I am a big proponent of open source development, especially in the context of sharing data and analyses; and creating reproducible results. I love Github because it creates a great environment for following the work of other coders, and participating in the development process. For data analysis, it is also a great place to upload data and R scripts and allow the community to see how you did things and comment. I also think, however, that there is a big opportunity for a new site—-like Github—-to be created that is more tailored for data analysis, and storing and disseminating data and visualizations.
I do post my R packages to CRAN, and I think that CRAN is one of the biggest strengths of the R language and community. I think ideally more package developers would open their development process, on Github or some other social coding platform, and then push their well-vetted packages to CRAN. This would allow for more people to participate, but maintain the great community resource that CRAN provides.
What inspired you to write, “Machine Learning for Hackers”? Who was your target audience?
A little over a year ago John Myles White (my co-author) and I were having a lot of conversations with other members of the data community in New York City about what a data science curriculum would look like.

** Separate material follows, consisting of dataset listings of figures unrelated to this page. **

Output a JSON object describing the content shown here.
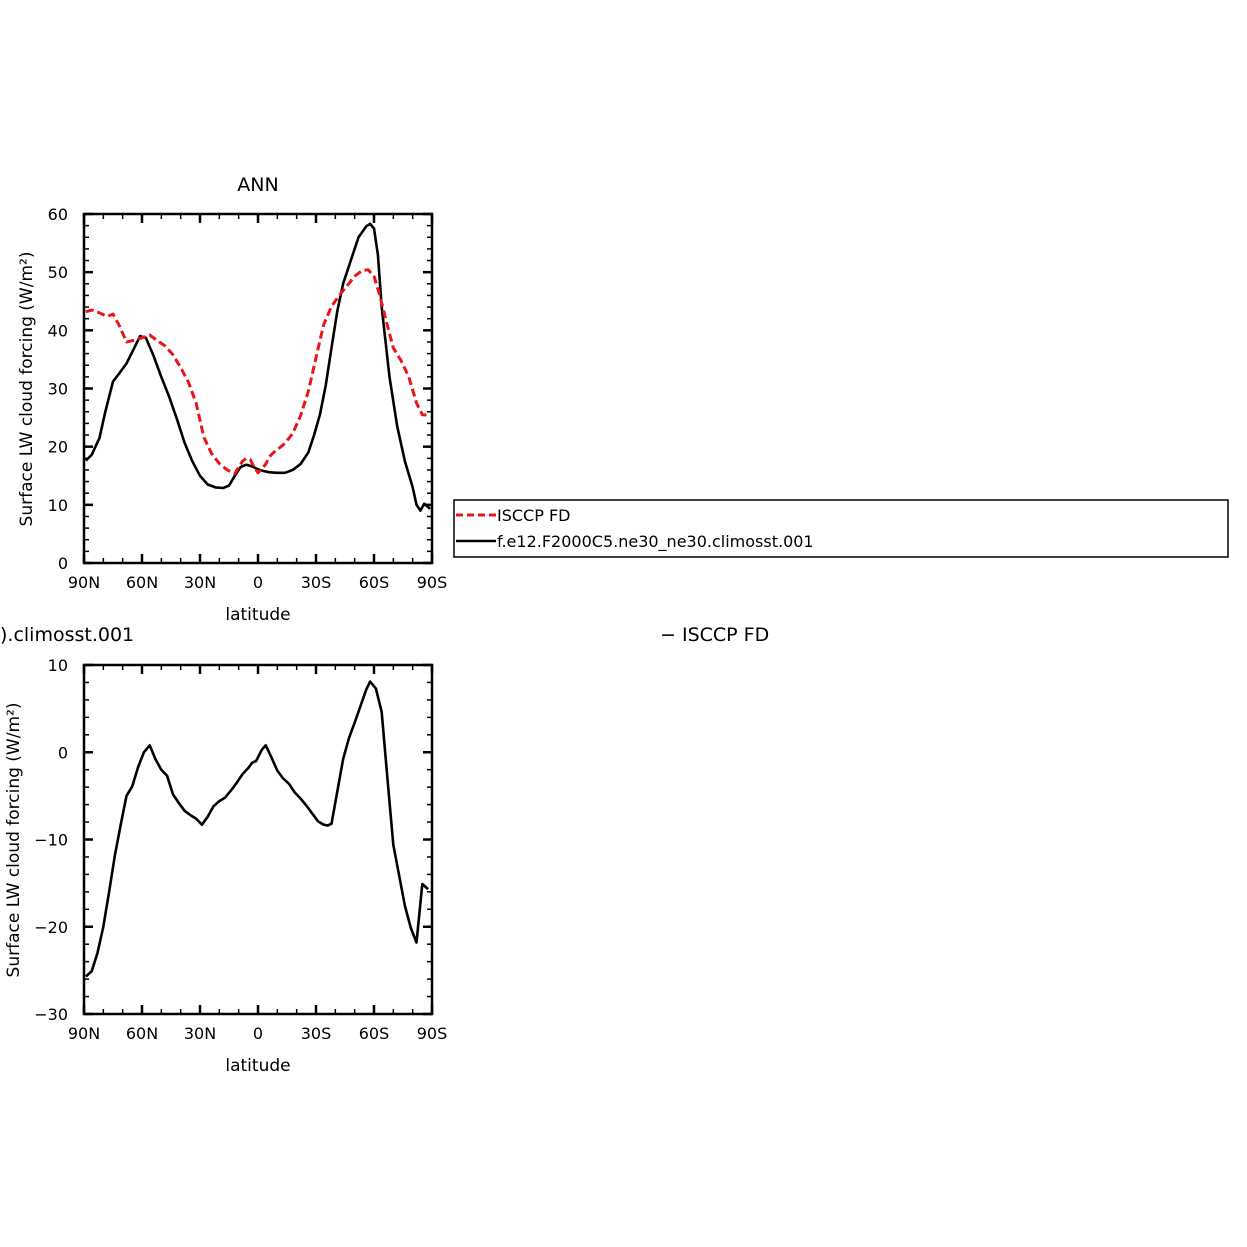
{
  "chart_data": [
    {
      "type": "line",
      "title": "ANN",
      "xlabel": "latitude",
      "ylabel": "Surface LW cloud forcing (W/m²)",
      "xlim": [
        -90,
        90
      ],
      "ylim": [
        0,
        60
      ],
      "x_tick_labels": [
        "90N",
        "60N",
        "30N",
        "0",
        "30S",
        "60S",
        "90S"
      ],
      "y_tick_labels": [
        "0",
        "10",
        "20",
        "30",
        "40",
        "50",
        "60"
      ],
      "grid": false,
      "legend_position": "right",
      "series": [
        {
          "name": "ISCCP FD",
          "color": "#e8161b",
          "dash": "dashed",
          "x": [
            -89,
            -86,
            -82,
            -78,
            -75,
            -72,
            -68,
            -64,
            -60,
            -56,
            -52,
            -48,
            -44,
            -40,
            -36,
            -32,
            -28,
            -24,
            -20,
            -16,
            -12,
            -8,
            -6,
            -4,
            -2,
            0,
            2,
            4,
            6,
            8,
            10,
            14,
            18,
            22,
            26,
            30,
            34,
            38,
            42,
            46,
            50,
            54,
            57,
            60,
            63,
            66,
            70,
            74,
            78,
            82,
            85,
            89
          ],
          "y": [
            43.2,
            43.5,
            43.0,
            42.4,
            42.8,
            41.0,
            38.0,
            38.3,
            38.7,
            39.2,
            38.2,
            37.3,
            35.8,
            33.6,
            31.1,
            27.5,
            21.6,
            18.8,
            17.1,
            16.0,
            15.4,
            17.5,
            18.0,
            17.8,
            16.5,
            15.5,
            16.2,
            17.0,
            18.3,
            19.0,
            19.5,
            20.6,
            22.3,
            25.3,
            29.5,
            35.3,
            41.0,
            44.1,
            46.0,
            47.6,
            49.3,
            50.3,
            50.4,
            49.3,
            46.0,
            42.0,
            37.0,
            34.8,
            32.0,
            27.5,
            25.5,
            25.4
          ]
        },
        {
          "name": "f.e12.F2000C5.ne30_ne30.climosst.001",
          "color": "#000000",
          "dash": "solid",
          "x": [
            -89,
            -86,
            -82,
            -79,
            -75,
            -72,
            -68,
            -64,
            -61,
            -58,
            -54,
            -50,
            -46,
            -42,
            -38,
            -34,
            -30,
            -26,
            -22,
            -18,
            -15,
            -12,
            -9,
            -6,
            -3,
            0,
            3,
            6,
            10,
            14,
            18,
            22,
            26,
            29,
            32,
            35,
            38,
            41,
            44,
            48,
            52,
            56,
            58,
            60,
            62,
            64,
            68,
            72,
            76,
            80,
            82,
            84,
            86,
            89
          ],
          "y": [
            17.6,
            18.6,
            21.5,
            26.0,
            31.2,
            32.5,
            34.3,
            37.0,
            39.0,
            38.7,
            35.6,
            32.0,
            28.6,
            24.8,
            20.7,
            17.5,
            15.0,
            13.5,
            13.0,
            12.9,
            13.3,
            15.0,
            16.5,
            16.9,
            16.6,
            16.1,
            15.8,
            15.6,
            15.5,
            15.5,
            16.0,
            17.0,
            19.0,
            22.0,
            25.5,
            30.5,
            37.0,
            43.3,
            48.0,
            52.0,
            56.0,
            57.9,
            58.3,
            57.5,
            53.0,
            44.0,
            32.0,
            23.5,
            17.5,
            13.0,
            10.0,
            9.0,
            10.2,
            9.3
          ]
        }
      ]
    },
    {
      "type": "line",
      "title": ").climosst.001",
      "title_right": "− ISCCP FD",
      "xlabel": "latitude",
      "ylabel": "Surface LW cloud forcing (W/m²)",
      "xlim": [
        -90,
        90
      ],
      "ylim": [
        -30,
        10
      ],
      "x_tick_labels": [
        "90N",
        "60N",
        "30N",
        "0",
        "30S",
        "60S",
        "90S"
      ],
      "y_tick_labels": [
        "10",
        "0",
        "−10",
        "−20",
        "−30"
      ],
      "grid": false,
      "series": [
        {
          "name": "",
          "color": "#000000",
          "dash": "solid",
          "x": [
            -89,
            -86,
            -83,
            -80,
            -77,
            -74,
            -71,
            -68,
            -65,
            -62,
            -59,
            -56,
            -53,
            -50,
            -47,
            -44,
            -41,
            -38,
            -35,
            -32,
            -29,
            -26,
            -23,
            -20,
            -17,
            -14,
            -11,
            -8,
            -5,
            -3,
            -1,
            2,
            4,
            7,
            10,
            13,
            16,
            19,
            22,
            25,
            28,
            31,
            34,
            36,
            38,
            41,
            44,
            47,
            50,
            53,
            56,
            58,
            61,
            64,
            67,
            70,
            73,
            76,
            79,
            82,
            85,
            88
          ],
          "y": [
            -25.7,
            -25.1,
            -23.0,
            -20.0,
            -16.0,
            -11.8,
            -8.3,
            -5.0,
            -3.9,
            -1.7,
            0.0,
            0.8,
            -0.8,
            -2.0,
            -2.7,
            -4.8,
            -5.8,
            -6.7,
            -7.2,
            -7.6,
            -8.3,
            -7.4,
            -6.2,
            -5.6,
            -5.2,
            -4.4,
            -3.5,
            -2.5,
            -1.8,
            -1.2,
            -1.0,
            0.3,
            0.8,
            -0.6,
            -2.1,
            -3.0,
            -3.6,
            -4.6,
            -5.3,
            -6.1,
            -7.0,
            -7.9,
            -8.3,
            -8.4,
            -8.2,
            -4.5,
            -0.8,
            1.6,
            3.4,
            5.3,
            7.2,
            8.1,
            7.3,
            4.6,
            -3.1,
            -10.6,
            -14.1,
            -17.6,
            -20.1,
            -21.8,
            -15.1,
            -15.7
          ]
        }
      ]
    }
  ]
}
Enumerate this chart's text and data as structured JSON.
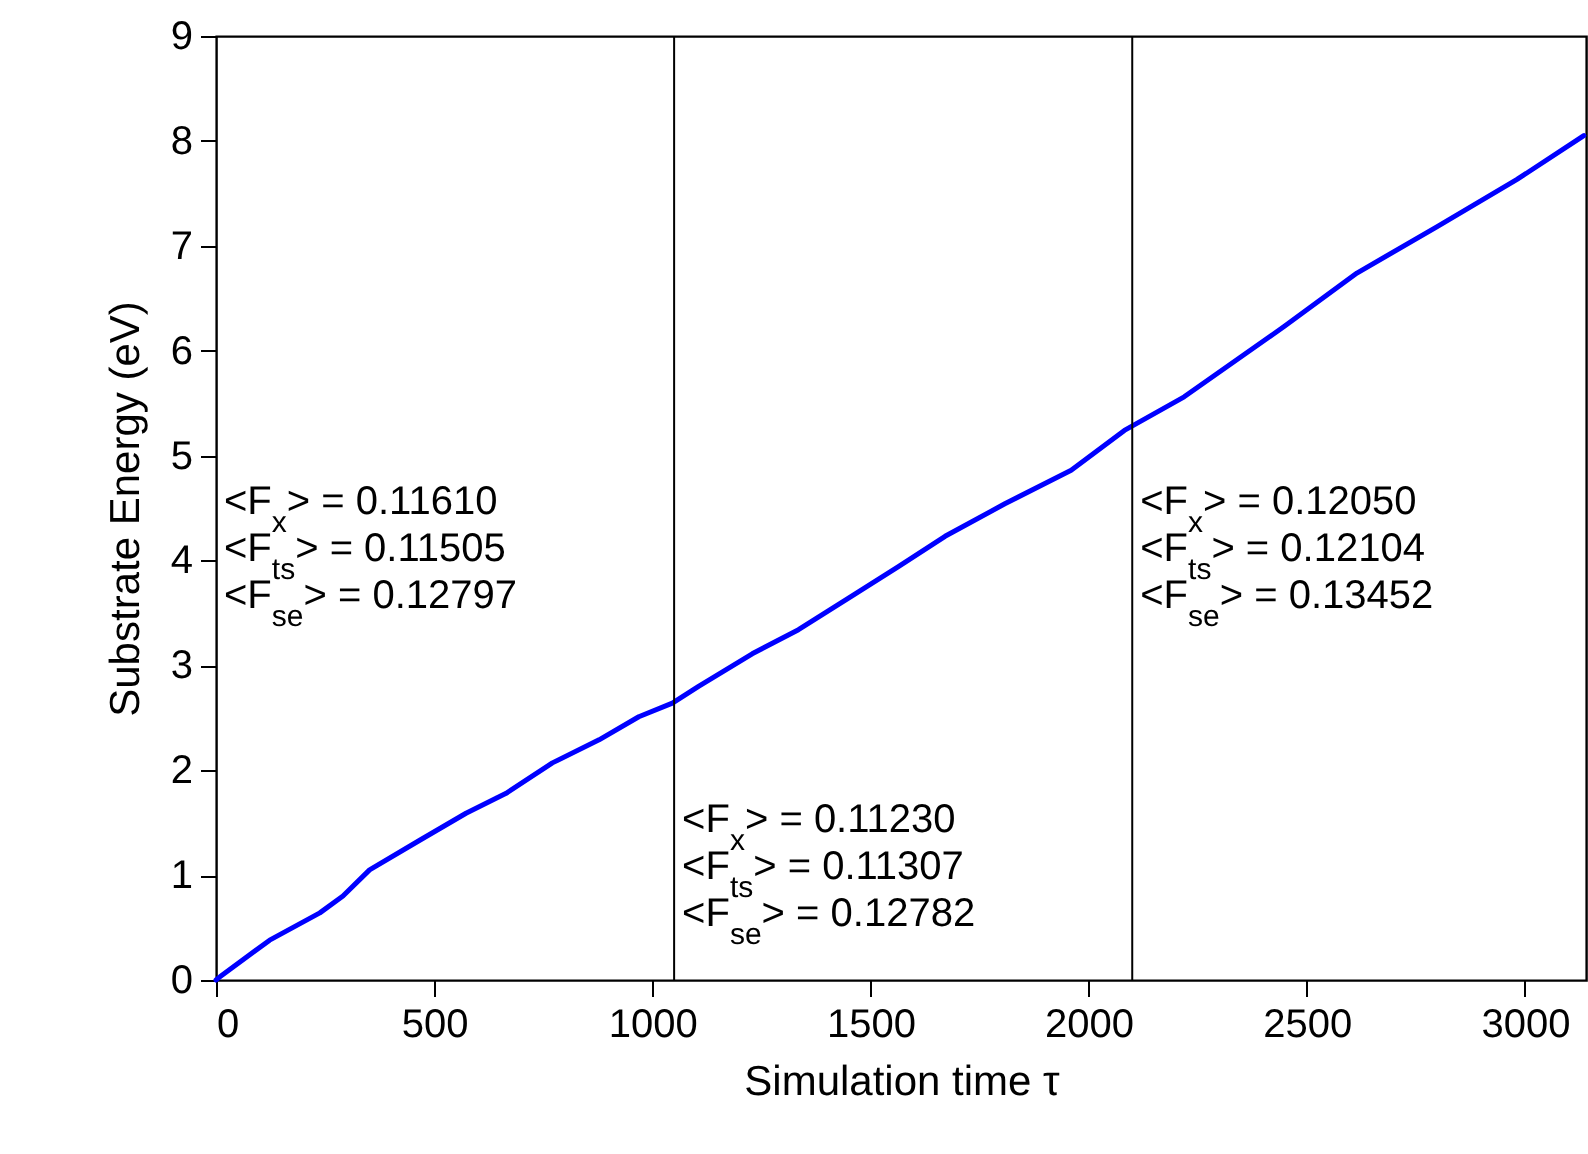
{
  "chart_data": {
    "type": "line",
    "xlabel": "Simulation time τ",
    "ylabel": "Substrate Energy (eV)",
    "xlim": [
      0,
      3140
    ],
    "xticks": [
      0,
      500,
      1000,
      1500,
      2000,
      2500,
      3000
    ],
    "ylim": [
      0,
      9
    ],
    "yticks": [
      0,
      1,
      2,
      3,
      4,
      5,
      6,
      7,
      8,
      9
    ],
    "grid": false,
    "marker": "none",
    "line_style": "solid",
    "series": [
      {
        "color": "#0000ff",
        "x": [
          0,
          9,
          123,
          238,
          291,
          352,
          466,
          573,
          665,
          771,
          878,
          969,
          1046,
          1106,
          1229,
          1335,
          1457,
          1564,
          1671,
          1808,
          1960,
          2082,
          2219,
          2448,
          2615,
          2798,
          2981,
          3135
        ],
        "values": [
          0,
          0.03,
          0.38,
          0.64,
          0.8,
          1.05,
          1.33,
          1.59,
          1.78,
          2.07,
          2.29,
          2.51,
          2.64,
          2.8,
          3.11,
          3.34,
          3.66,
          3.94,
          4.23,
          4.54,
          4.86,
          5.24,
          5.56,
          6.23,
          6.74,
          7.18,
          7.63,
          8.05
        ]
      }
    ],
    "ref_lines": [
      {
        "axis": "x",
        "value": 1050,
        "color": "#000000"
      },
      {
        "axis": "x",
        "value": 2100,
        "color": "#000000"
      }
    ],
    "annotations": [
      "<F$_{x}$> = 0.11610",
      "<F$_{ts}$> = 0.11505",
      "<F$_{se}$> = 0.12797",
      "<F$_{x}$> = 0.11230",
      "<F$_{ts}$> = 0.11307",
      "<F$_{se}$> = 0.12782",
      "<F$_{x}$> = 0.12050",
      "<F$_{ts}$> = 0.12104",
      "<F$_{se}$> = 0.13452"
    ]
  }
}
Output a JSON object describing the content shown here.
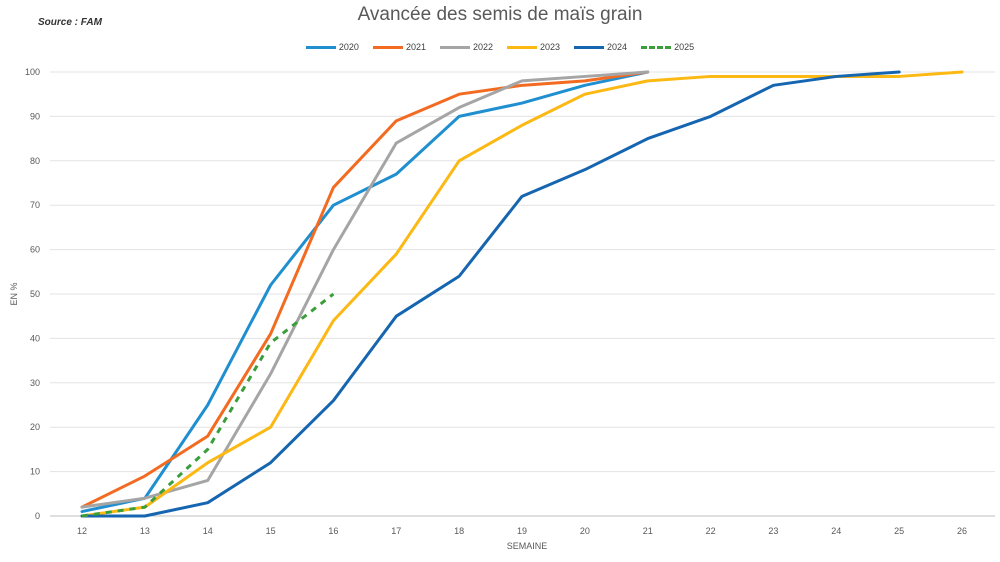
{
  "source": "Source : FAM",
  "chart_data": {
    "type": "line",
    "title": "Avancée des semis de maïs grain",
    "xlabel": "SEMAINE",
    "ylabel": "EN %",
    "x": [
      12,
      13,
      14,
      15,
      16,
      17,
      18,
      19,
      20,
      21,
      22,
      23,
      24,
      25,
      26
    ],
    "xlim": [
      12,
      26
    ],
    "ylim": [
      0,
      100
    ],
    "yticks": [
      0,
      10,
      20,
      30,
      40,
      50,
      60,
      70,
      80,
      90,
      100
    ],
    "grid": true,
    "legend_position": "top",
    "series": [
      {
        "name": "2020",
        "color": "#1f8fd0",
        "dashed": false,
        "values": [
          1,
          4,
          25,
          52,
          70,
          77,
          90,
          93,
          97,
          100,
          null,
          null,
          null,
          null,
          null
        ]
      },
      {
        "name": "2021",
        "color": "#f26b21",
        "dashed": false,
        "values": [
          2,
          9,
          18,
          41,
          74,
          89,
          95,
          97,
          98,
          100,
          null,
          null,
          null,
          null,
          null
        ]
      },
      {
        "name": "2022",
        "color": "#a5a5a5",
        "dashed": false,
        "values": [
          2,
          4,
          8,
          32,
          60,
          84,
          92,
          98,
          99,
          100,
          null,
          null,
          null,
          null,
          null
        ]
      },
      {
        "name": "2023",
        "color": "#fcb813",
        "dashed": false,
        "values": [
          0,
          2,
          12,
          20,
          44,
          59,
          80,
          88,
          95,
          98,
          99,
          99,
          99,
          99,
          100
        ]
      },
      {
        "name": "2024",
        "color": "#1565b0",
        "dashed": false,
        "values": [
          0,
          0,
          3,
          12,
          26,
          45,
          54,
          72,
          78,
          85,
          90,
          97,
          99,
          100,
          null
        ]
      },
      {
        "name": "2025",
        "color": "#3a9e3a",
        "dashed": true,
        "values": [
          0,
          2,
          15,
          39,
          50,
          null,
          null,
          null,
          null,
          null,
          null,
          null,
          null,
          null,
          null
        ]
      }
    ]
  }
}
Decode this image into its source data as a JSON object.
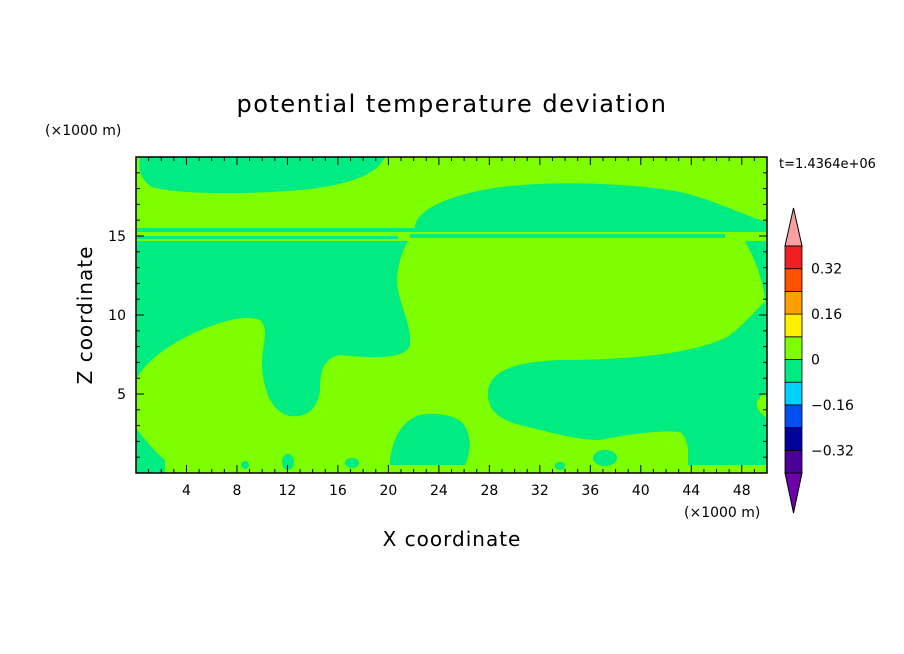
{
  "chart_data": {
    "type": "heatmap",
    "title": "potential temperature deviation",
    "xlabel": "X coordinate",
    "ylabel": "Z coordinate",
    "x_unit": "(×1000 m)",
    "y_unit": "(×1000 m)",
    "time_label": "t=1.4364e+06",
    "xlim": [
      0,
      50
    ],
    "ylim": [
      0,
      20
    ],
    "x_ticks": [
      "4",
      "8",
      "12",
      "16",
      "20",
      "24",
      "28",
      "32",
      "36",
      "40",
      "44",
      "48"
    ],
    "y_ticks": [
      "5",
      "10",
      "15"
    ],
    "colorbar": {
      "levels": [
        -0.4,
        -0.32,
        -0.24,
        -0.16,
        -0.08,
        0,
        0.08,
        0.16,
        0.24,
        0.32,
        0.4
      ],
      "tick_labels": [
        "0.32",
        "0.16",
        "0",
        "−0.16",
        "−0.32"
      ],
      "tick_values": [
        0.32,
        0.16,
        0,
        -0.16,
        -0.32
      ],
      "colors": [
        "#4B0096",
        "#00009B",
        "#0050F0",
        "#00D2FF",
        "#00EB82",
        "#7DFF00",
        "#FFF000",
        "#FFA000",
        "#FF5000",
        "#F01E1E"
      ],
      "under_color": "#6E00AA",
      "over_color": "#FAA0A0"
    },
    "field_colors": {
      "background": "#7DFF00",
      "negative": "#00EB82"
    }
  }
}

During these conversations people would always cite the classic text; Elements of Statistical Learning, Pattern Recognition and Machine Learning, etc., which are excellent and deep treatments of the foundational theories of machine learning. From these conversations it occurred to us that there was not a good text on machine learning for people who thought more algorithmically. That is, there was not a text for “hackers,” people who enjoy learning about computation by opening up black-boxes and getting their hands dirty with code.
It was from this idea that the book, and eventually the title, were borne. We think the audience for the book is anyone who wants to get a relatively broad introduction to some of the basic tools of machine learning, and do so through code—-not math. This can be someone working at a company with data that wants to add some of these tools to their belt, or it can be an undergraduate in a computer science or statistics program that can relate to the material more easily through this presentation than the more theoretically heavy texts they’re probably already reading for class.